Schizoaffective Disorder and Atypical Depression

People with schizoaffective disorder, like those with bipolar disorder, may experience depression differently from people who have unipolar depression. It is common for people with schizoaffective disorder to experience atypical depression, which means that instead of experiencing insomnia, loss of appetite and being sad and tearful, which are common with typical depression, people feel the need to eat and sleep more and tend to feel very flat and slowed down when they are depressed. Other hallmarks of atypical depression are fatigue and being sensitive to rejection.

Not being able to feel
A lot of people with schizoaffective disorder experience what they describe as an absence of feeling as part of depressive episodes. This is sometimes also described as feeling flat or empty.

Not caring about anything
People suffering from depression often state that they are unable to care about anything, even things that used to be important to them.

Losing interest and motivation
People with schizoaffective disorder frequently experience a loss of interest in, and motivation to do, things. The things that they used to enjoy don’t give them pleasure any more.

Feeling tired and drained of energy
It is common for people experiencing an episode of depression to feel tired all the time.
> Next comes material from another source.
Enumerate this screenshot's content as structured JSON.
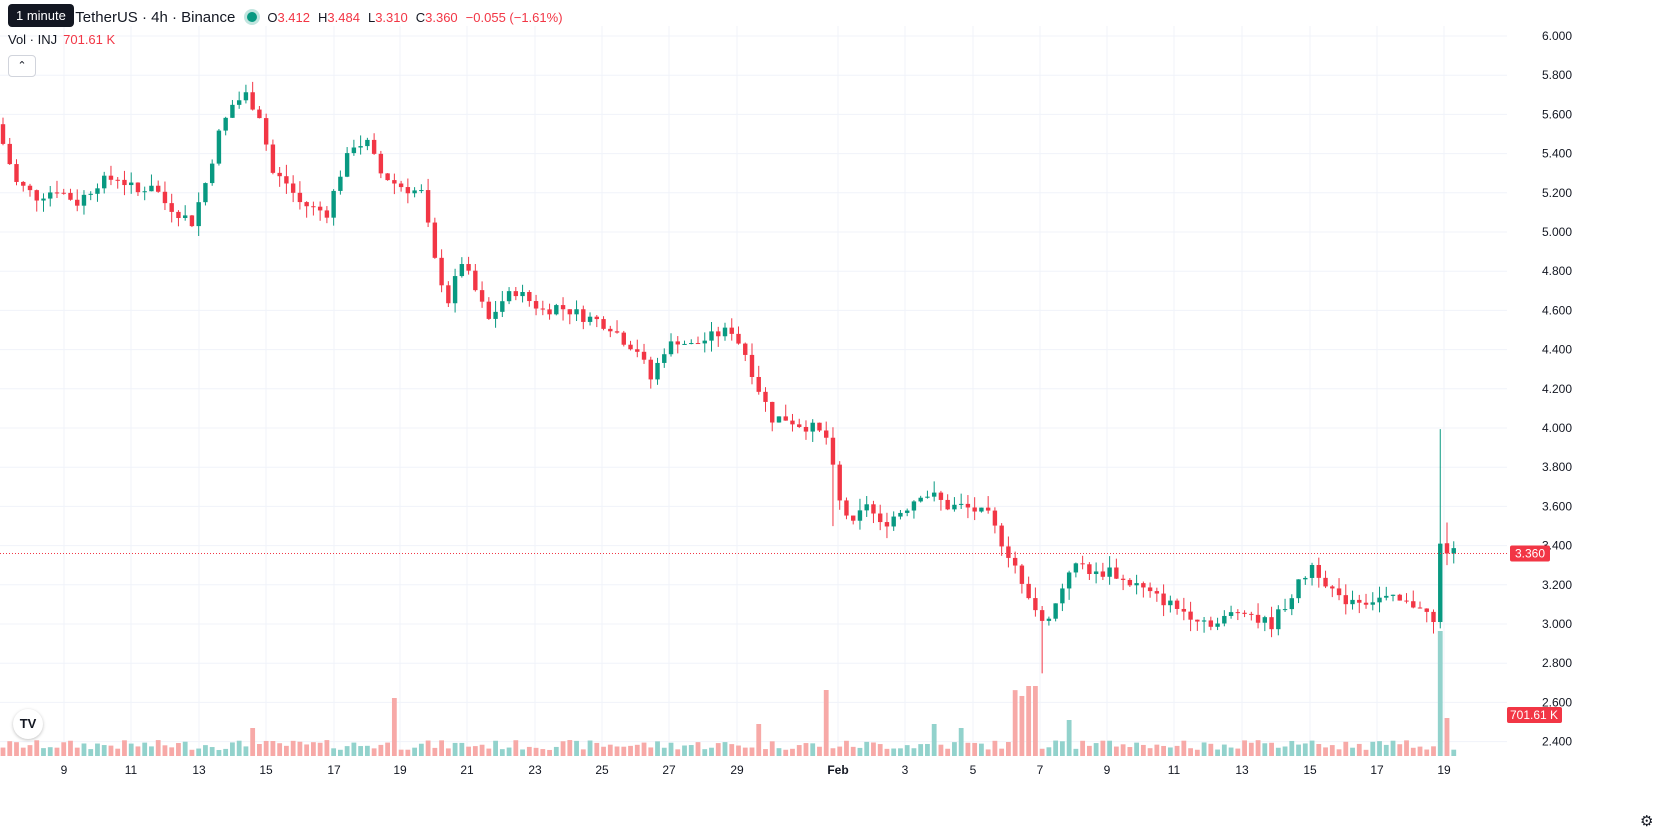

Some people have described this as feeling as though they have just run a marathon and have no energy left.

Feeling worse at particular times of the day
People experiencing an episode of depression may find that they feel worse at particular times of the day. For some people, mornings are worse, whilst for others it is during the evening that they feel worse.

Feeling worthless
People with schizoaffective disorder who are depressed often suffer from feelings of worthlessness. Their self-esteem drops considerably, leaving them lacking in confidence and feeling as though they are useless. Depression can make people forget about their strengths and make them only focus on their weaknesses.

Feeling guilty
Guilt is a very common problem for people experiencing an episode of depression. People tend to feel excessive guilt for minor mistakes and normal human errors.

Becoming more sensitive
When people are depressed they tend to become much more sensitive to both criticism and rejection.

Irritability
It is common for people experiencing depressive or mixed episodes to become much more irritable than usual.

Feeling hopeless and helpless
It is very common for people experiencing depression to feel extremely hopeless about the future and helpless because of feeling unable to change the way they feel.

Feeling worried and anxious
Worry and anxiety are common features of depression. Anxiety can be very disabling for some people. It can be ‘global’, where everything is a worry, or specific, where anxiety is focused on certain things, for example physical health.

Feeling lethargic
Lethargy, feeling tired, slowed down and unmotivated, is a common symptom for people experiencing episodes of depression. Lethargy can make people talk much slower than usual, use shorter sentences and move around more slowly. In severe forms, lethargy can make it difficult for people to get things done – or even to get out of bed.

Withdrawal and avoidance
It is common for people suffering from depression to withdraw from the things that they used to enjoy doing. They may also start to avoid social situations and turn down invitations from friends.

Thinking negatively Everyone can think negatively from time to time, but depression has the potential to make people think negatively all the time, or the majority of time. Rumination about past failings is also common in depression.

Sluggish thoughts
One of the hallmarks of depression is the way that people feel as though their head is full of fog. This causes them to have difficulty remembering things or concentrating on things a lot of the time. It can also make decision making and planning very difficult.”